La revolución del Street Style ha llegado al mundo de comunicación de moda. Los coolhunters de las grandes (y pequeñas marcas) salen a la calle, cámara en mano, para descubrir estilismos diferentes, vanguardistas y novedosos en las aceras de todas las ciudades del planeta. ¿El objetivo? encontrar la inspiración para sus próximas colecciones y que éstas sean objeto de venta en las tiendas.

Entramos por tanto en un terreno peligroso: ¿quién se inspira en quién? Hasta ahora siempre habíamos pensado que éramos la gente de la calle, compradores de alta gama o low cost, los que adaptábamos las tendencias de las pasarelas a nuestro propio estilo (y bolsillo). Pero ¿esto es asi en realidad o estamos creando el estilo que posteriormente se vende en las pasarelas de todo el mundo?

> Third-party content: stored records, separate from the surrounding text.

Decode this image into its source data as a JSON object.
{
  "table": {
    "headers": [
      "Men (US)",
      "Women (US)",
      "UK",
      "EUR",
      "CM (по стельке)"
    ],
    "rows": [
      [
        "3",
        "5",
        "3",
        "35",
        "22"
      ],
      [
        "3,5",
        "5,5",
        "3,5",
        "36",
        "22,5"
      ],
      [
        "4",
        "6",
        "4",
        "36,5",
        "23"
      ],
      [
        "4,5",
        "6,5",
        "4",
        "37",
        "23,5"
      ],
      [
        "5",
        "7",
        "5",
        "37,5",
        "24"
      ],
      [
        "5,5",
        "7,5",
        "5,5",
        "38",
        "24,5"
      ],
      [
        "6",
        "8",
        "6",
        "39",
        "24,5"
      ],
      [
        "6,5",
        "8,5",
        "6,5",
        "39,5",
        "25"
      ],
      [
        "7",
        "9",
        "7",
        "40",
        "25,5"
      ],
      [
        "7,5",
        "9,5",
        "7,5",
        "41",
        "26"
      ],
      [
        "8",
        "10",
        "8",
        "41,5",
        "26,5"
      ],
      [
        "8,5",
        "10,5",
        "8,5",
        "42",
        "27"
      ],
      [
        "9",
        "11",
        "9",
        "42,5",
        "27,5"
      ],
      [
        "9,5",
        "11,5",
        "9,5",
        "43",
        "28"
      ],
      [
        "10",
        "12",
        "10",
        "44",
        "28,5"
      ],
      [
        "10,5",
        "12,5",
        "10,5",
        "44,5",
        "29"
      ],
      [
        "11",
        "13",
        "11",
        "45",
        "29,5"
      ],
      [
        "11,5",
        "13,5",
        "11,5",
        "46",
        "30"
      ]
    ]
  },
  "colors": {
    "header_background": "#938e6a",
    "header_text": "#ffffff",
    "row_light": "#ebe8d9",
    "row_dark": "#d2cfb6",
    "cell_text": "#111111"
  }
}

Esta idea es comprensible si tomamos como ejemplo la vuelta del vintage como estilo de vida. El aspecto vintage (que no las prendas vintage, que son otra historia) es algo habitual en las calles madrileñas, segovianas, catalanas…en fin, un estilo que se ha impuesto de manera global desde hace unos años hasta ahora. Recuperar las blusas de nuestras abuelas, los bolsos de nuestras madres y los mocasines de nuestro padre y adaptarlos a nosotros creando un look que se mueve entre el estilo bohemio y nostálgico. A partir de las egobloggers y sus blogs con outfits que se mueven dentro de estos estilos, las marcas han observado un “filón” de beneficios en cuanto a ventas. Pero este es solo un ejemplo de estilo para la inspiración de las colecciones, podemos adaptarlo a casi cualquier forma de vestir. Si las potenciales consumidoras demandan este tipo de prendas ¿por qué no producirlas?

He aquí la duda que nos asalta en el presente artículo: ¿son los diseñadores los que dictan la moda, o somos nosotros los que ofrecemos gracias a la era de la información en red nuestro estilo para ellos?